The Arthur Mastick Hyde Papers consist of correspondence, newspaper clippings, pamphlets, and photographs. The materials are primarily from Hyde's term as Missouri governor from 1921 to 1925, but they also document some of his activities as Secretary of Agriculture from 1929 to 1933; his personal interests in agriculture, conservation, politics, and religion; and his private and financial life, especially those years when he was governor. The papers are organized into four series:
All of the series are arranged alphabetically by subject and type of material, then chronologically therein.
The Hyde Papers once comprised three separate collections, but were combined to make the papers more accessible to researchers. Users of the papers may notice some burnt pages. Correspondence in the donor file alluded to a fire at the Hyde residence before the materials were deposited at the University of Missouri. Many of these papers were photocopied to preserve them. Some newspaper clippings and other readily available published sources were discarded.
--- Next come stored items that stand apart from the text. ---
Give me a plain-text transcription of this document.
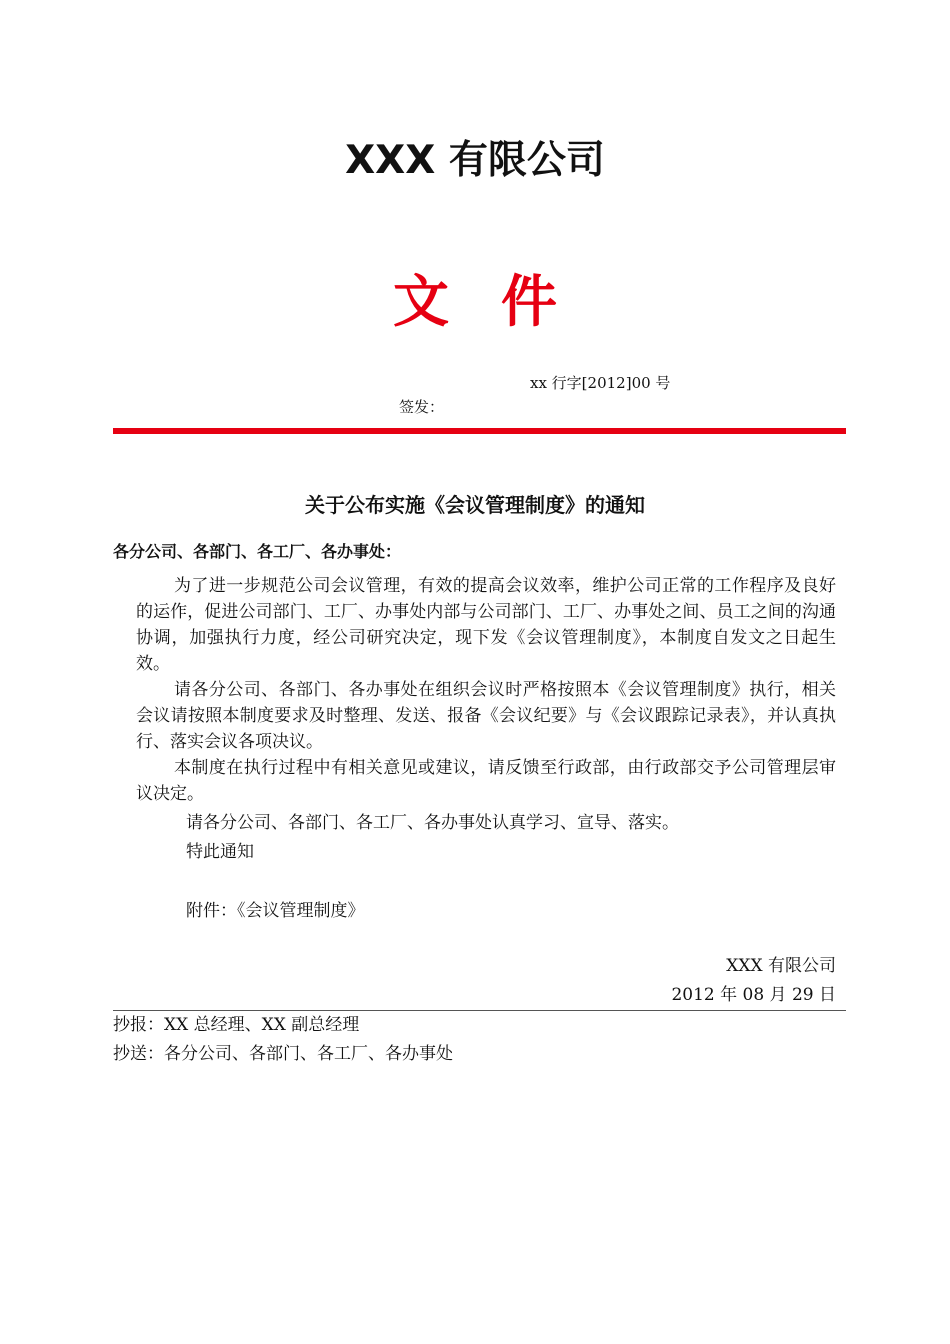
XXX 有限公司
文件
xx 行字[2012]00 号
签发：
关于公布实施《会议管理制度》的通知
各分公司、各部门、各工厂、各办事处：

为了进一步规范公司会议管理，有效的提高会议效率，维护公司正常的工作程序及良好的运作，促进公司部门、工厂、办事处内部与公司部门、工厂、办事处之间、员工之间的沟通协调，加强执行力度，经公司研究决定，现下发《会议管理制度》，本制度自发文之日起生效。

请各分公司、各部门、各办事处在组织会议时严格按照本《会议管理制度》执行，相关会议请按照本制度要求及时整理、发送、报备《会议纪要》与《会议跟踪记录表》，并认真执行、落实会议各项决议。

本制度在执行过程中有相关意见或建议，请反馈至行政部，由行政部交予公司管理层审议决定。

请各分公司、各部门、各工厂、各办事处认真学习、宣导、落实。
特此通知
附件：《会议管理制度》
XXX 有限公司
2012 年 08 月 29 日
抄报：XX 总经理、XX 副总经理
抄送：各分公司、各部门、各工厂、各办事处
The Gubernatorial series is the largest and most complete set of materials in the Hyde Papers. The progressive changes Hyde sought to make within the state government and the opposition he faced from the Democratic press and bosses are well documented. For many fellow Republicans it was a windfall of sorts for political positions. A significant portion of the gubernatorial correspondence concerns various recommendations for Republican appointments. Other major topics include: agriculture; labor disputes; taxation; education; conservation; road construction; law enforcement, especially in Kansas City, St. Louis, and St. Joseph; state agencies and departments; state institutions such as hospitals, prisons, reformatories, and colleges; state and national politics; and the Constitutional Convention of 1921.
Unfortunately the Secretary of Agriculture series is not very representative of Hyde's administration, and it should be noted that the National Archives holds a majority of the files related to the Department of Agriculture. The materials, which primarily consist of correspondence, newspaper clippings, memoranda, and reports, provide a limited perspective of Secretary Hyde's programs which sought to understand and combat declining agricultural prices before and during the Great Depression. Some topics include: international agriculture, conservation, forestry, land utilization, crop loans, and crop rotation.
The Subject Files series mainly contains items that Hyde collected after he held public office. There are files related to communism, socialism, religion, agriculture during the Great Depression, and brief information about roads and crime in Missouri. Campaign literature from the 1920s to the 1940s is also included. This series primarily consists of newspaper clippings, pamphlets, and some correspondence.
Information about Hyde's personal finances, which include correspondence about his automobile dealership, income taxes, and land acquisitions, are located in the Personal series. Also included are personal and complimentary letters. This series is not too representative of Hyde's personal life outside of his term as governor. Most of the material consists of correspondence, but there are also clippings, photographs, and pamphlets.